While I don't affirm the presence or existence of some deity, key designer, or guru in this I do feel communion with what for lack of a better word at the moment I would call 'magic'. We are, I'm pretty sure, alive. That means we are moving through time, changing constantly while holding onto some shape of temporary permanence (self). We are obviously shaped and steered by forces around us, including the bigger systems - economic, political, social, etc. Rarely, or least infrequently do we pause long enough to think about how those systems evolved, if they serve us well, and how they drive how we think and respond to the world around us. Perhaps even more rarely, do we examine how crucial some basic parts of our world weave their web on us - e.g. language. How a simple word choice makes such a difference in our relationship to what is being conveyed or attempted to be conveyed.
Take for a simple example the difference between 'I want this' versus 'I need this'. I think we can agree there is a difference. Advertising aims at shifting us to the belief that we NEED something from simply WANTING it. Or one of my favorites from the general semantics folks who discuss E-prime as semantic choice, the difference in seemingly simple declaratory statements, for example, "The world is going to hell" versus "It seems like the world is going to hell." The reliance on the dogmatic "is" versus the less dogmatic "seems". Language matters. It creates openings or closes doors.
As I age, my experience nudges me to believe that life is not only complex, but evolving into deeper complexity at an accelerating rate. In such a world, this fellow will never be able to comprehend the complexity simply by honing the rational mind. I lean on some sense of communion with otherness calibrated against a more sophisticated understanding and appreciation of moral/ethical considerations.
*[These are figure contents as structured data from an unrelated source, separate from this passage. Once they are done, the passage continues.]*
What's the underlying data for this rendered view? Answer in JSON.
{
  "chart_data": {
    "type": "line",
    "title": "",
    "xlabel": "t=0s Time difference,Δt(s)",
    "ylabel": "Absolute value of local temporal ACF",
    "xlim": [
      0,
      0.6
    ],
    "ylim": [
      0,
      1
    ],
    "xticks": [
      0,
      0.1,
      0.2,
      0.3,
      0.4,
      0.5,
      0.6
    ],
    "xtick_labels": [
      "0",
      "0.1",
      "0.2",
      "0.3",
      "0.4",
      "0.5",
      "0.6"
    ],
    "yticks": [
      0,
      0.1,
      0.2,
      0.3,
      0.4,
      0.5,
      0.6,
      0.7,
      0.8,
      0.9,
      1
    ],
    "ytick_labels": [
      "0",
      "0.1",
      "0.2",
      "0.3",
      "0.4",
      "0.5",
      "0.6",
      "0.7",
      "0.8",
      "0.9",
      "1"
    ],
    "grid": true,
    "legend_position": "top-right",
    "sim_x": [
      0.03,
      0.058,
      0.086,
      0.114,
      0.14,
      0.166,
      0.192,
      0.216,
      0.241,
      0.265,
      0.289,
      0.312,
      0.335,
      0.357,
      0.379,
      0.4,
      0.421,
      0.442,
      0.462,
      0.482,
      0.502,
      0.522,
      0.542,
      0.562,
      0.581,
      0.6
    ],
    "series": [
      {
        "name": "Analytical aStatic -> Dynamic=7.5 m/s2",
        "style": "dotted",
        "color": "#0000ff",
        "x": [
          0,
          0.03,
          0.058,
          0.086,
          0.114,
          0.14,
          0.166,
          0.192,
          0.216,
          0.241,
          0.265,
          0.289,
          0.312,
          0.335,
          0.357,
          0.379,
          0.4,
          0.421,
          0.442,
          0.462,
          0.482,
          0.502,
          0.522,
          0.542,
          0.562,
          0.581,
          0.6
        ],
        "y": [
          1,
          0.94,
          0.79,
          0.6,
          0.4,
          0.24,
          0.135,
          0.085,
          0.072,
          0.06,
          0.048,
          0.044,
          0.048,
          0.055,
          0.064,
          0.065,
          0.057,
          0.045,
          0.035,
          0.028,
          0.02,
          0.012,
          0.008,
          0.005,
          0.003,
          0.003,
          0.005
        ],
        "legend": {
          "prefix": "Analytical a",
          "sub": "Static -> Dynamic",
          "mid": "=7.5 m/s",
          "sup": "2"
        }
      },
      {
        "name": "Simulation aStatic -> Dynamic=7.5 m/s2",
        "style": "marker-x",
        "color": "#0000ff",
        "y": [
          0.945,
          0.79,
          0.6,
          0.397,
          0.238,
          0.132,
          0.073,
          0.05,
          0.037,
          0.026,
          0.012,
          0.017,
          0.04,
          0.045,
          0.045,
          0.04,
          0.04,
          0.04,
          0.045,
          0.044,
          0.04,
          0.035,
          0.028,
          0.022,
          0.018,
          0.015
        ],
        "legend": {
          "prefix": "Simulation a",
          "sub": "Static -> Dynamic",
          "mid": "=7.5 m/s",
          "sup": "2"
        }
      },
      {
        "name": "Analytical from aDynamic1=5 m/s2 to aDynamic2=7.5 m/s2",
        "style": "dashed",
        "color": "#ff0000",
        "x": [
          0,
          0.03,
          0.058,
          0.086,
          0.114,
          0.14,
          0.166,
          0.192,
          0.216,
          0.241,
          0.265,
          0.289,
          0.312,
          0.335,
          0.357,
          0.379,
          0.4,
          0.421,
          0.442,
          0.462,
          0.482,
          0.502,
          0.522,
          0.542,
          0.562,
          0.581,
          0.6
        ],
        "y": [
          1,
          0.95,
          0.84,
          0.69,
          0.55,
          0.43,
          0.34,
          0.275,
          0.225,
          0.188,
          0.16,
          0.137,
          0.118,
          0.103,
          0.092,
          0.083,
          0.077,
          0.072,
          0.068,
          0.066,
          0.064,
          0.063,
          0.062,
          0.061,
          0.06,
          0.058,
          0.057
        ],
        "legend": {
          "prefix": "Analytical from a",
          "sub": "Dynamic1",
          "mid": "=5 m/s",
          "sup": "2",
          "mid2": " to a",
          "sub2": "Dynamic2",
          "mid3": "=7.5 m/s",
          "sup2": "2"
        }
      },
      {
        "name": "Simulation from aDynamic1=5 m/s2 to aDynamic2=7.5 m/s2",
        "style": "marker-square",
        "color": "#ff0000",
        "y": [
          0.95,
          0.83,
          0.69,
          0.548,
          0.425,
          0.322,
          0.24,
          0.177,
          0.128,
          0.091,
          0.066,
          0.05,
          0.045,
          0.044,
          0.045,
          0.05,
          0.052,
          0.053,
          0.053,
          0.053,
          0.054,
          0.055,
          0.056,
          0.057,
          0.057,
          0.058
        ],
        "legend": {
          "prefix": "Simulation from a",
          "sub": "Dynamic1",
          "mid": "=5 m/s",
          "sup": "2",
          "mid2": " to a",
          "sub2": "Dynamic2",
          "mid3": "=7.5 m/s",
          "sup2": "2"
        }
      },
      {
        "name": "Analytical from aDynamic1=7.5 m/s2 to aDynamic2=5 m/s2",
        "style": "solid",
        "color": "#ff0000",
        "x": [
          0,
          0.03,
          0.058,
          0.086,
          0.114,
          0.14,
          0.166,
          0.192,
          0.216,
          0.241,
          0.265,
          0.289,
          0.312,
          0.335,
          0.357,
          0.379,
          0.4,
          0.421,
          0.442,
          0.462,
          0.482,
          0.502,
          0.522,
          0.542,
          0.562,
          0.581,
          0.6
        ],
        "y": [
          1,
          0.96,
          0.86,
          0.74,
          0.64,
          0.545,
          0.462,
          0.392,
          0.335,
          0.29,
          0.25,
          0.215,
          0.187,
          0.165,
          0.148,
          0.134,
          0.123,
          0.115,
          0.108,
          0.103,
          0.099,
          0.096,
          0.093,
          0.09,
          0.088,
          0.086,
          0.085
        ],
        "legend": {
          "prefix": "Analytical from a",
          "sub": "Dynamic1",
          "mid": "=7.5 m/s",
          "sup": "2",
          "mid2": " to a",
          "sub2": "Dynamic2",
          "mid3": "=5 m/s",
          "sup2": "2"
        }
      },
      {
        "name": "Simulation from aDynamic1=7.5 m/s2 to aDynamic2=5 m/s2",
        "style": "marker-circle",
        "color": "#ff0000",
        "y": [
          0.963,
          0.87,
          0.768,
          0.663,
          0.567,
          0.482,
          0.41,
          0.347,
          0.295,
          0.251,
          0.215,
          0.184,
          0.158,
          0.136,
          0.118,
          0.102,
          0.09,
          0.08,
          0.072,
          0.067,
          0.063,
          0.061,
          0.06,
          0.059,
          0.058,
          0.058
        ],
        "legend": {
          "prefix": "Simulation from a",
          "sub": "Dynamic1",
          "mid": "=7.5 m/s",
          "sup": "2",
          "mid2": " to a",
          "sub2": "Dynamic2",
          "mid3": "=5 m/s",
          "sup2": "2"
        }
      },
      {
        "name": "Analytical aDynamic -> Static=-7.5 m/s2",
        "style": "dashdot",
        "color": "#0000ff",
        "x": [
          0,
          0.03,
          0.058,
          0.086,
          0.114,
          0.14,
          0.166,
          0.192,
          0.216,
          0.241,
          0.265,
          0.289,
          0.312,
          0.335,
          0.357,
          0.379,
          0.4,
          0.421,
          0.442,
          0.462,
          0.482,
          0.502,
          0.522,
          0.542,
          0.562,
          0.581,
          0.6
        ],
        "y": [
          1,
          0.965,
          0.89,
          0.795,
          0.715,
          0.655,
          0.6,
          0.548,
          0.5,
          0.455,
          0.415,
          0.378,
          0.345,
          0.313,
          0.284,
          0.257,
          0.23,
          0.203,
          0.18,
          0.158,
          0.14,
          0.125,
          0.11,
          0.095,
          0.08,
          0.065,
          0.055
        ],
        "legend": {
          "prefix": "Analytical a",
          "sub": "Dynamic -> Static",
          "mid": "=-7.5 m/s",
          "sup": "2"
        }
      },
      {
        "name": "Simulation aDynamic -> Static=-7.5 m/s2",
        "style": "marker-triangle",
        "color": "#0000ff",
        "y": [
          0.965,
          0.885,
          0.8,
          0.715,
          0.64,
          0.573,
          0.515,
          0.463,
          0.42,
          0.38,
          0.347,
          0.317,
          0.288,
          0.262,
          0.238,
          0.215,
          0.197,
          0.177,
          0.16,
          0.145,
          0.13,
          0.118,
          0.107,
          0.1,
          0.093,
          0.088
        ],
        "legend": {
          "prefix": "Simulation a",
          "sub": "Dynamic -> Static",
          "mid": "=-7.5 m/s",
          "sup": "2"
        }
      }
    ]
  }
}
This is a long soliloquy to try and explain how I come to write these days. Ideas emerge throughout the awakened day and at some point there is a tipping point of energy to explore an idea or set of ideas in a written form. So this particular verbose effort was initially triggered by the question of a few days back. It settled into the subconscious and emerged as I was glancing back to find an earlier blog only to be surprised at how many I had written in the past few months.